Speaker: Dr. Sagnik Ray Choudhury, University of North Texas
Time: 10:00 am - 11:30 am on 10-30-2024 (Wednesday)
Room: E297L, Discovery Park, UNT
Recorded link: Dr. Sagnik' talk link
Coordinator: Dr. Yunhe Feng
Abstract:
In recent times, many benchmarks have been designed to test whether machine learning models understand natural language. Deep neural nets based on large language models (eg. GPT) have shown impressive performance on these NLU benchmarks, even surpassing humans.
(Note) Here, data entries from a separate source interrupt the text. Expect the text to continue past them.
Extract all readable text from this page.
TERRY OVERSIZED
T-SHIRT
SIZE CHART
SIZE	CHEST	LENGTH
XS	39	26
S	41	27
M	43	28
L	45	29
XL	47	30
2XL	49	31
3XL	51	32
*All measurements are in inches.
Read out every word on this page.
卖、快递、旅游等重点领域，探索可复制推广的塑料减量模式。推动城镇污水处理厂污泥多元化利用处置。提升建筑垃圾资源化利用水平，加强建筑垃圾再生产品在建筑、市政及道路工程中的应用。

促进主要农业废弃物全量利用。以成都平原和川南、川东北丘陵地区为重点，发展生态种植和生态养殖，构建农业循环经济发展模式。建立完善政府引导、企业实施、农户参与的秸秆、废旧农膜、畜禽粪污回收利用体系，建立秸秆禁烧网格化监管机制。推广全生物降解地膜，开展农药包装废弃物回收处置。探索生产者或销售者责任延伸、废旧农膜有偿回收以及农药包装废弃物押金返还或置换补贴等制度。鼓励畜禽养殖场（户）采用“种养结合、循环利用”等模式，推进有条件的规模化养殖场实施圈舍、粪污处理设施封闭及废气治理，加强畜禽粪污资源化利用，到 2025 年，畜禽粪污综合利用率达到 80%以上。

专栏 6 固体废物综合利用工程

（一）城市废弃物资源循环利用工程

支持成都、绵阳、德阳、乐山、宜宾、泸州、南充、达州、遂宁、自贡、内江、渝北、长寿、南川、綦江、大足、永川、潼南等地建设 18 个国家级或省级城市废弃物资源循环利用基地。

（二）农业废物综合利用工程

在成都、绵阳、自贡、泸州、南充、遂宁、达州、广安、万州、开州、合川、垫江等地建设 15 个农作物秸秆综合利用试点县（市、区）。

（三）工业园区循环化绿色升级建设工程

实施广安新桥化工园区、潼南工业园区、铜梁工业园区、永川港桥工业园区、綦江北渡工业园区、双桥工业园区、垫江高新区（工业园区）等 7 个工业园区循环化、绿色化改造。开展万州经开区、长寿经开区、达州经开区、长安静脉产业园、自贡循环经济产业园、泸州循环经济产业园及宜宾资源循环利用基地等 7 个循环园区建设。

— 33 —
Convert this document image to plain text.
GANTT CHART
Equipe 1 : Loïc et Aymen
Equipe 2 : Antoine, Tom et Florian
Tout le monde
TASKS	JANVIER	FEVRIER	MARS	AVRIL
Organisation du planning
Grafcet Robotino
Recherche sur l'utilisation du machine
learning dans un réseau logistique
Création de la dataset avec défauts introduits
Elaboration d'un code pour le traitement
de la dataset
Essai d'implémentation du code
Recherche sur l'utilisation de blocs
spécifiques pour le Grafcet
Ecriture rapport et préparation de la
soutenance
DNNs however are inherently opaque, therefore, it is difficult to understand how exactly they make decisions. This has put the field of NLP in a conundrum -- do the models "really" understand language or do they rely on superficial cues to solve NLU tasks? Do the model parameters encode linguistic knowledge or social bias? My approach to this problem is to a) rigorously define the steps humans would take to solve certain NLU problems, b) develop methods to extract "faithful" explanations from DNNs, and c) test the models' alignment with human rationale. Using this framework, I have analyzed multiple LLM-based models on three important NLU tasks (question answering, natural language inference, and fact-checking). This analysis has shown that certain models are more aligned with humans than others, and this alignment is correlated with a model's performance and generalization abilities. My talk will focus on this explanation framework, and some parallel discoveries about how large language models encode linguistic information and bias.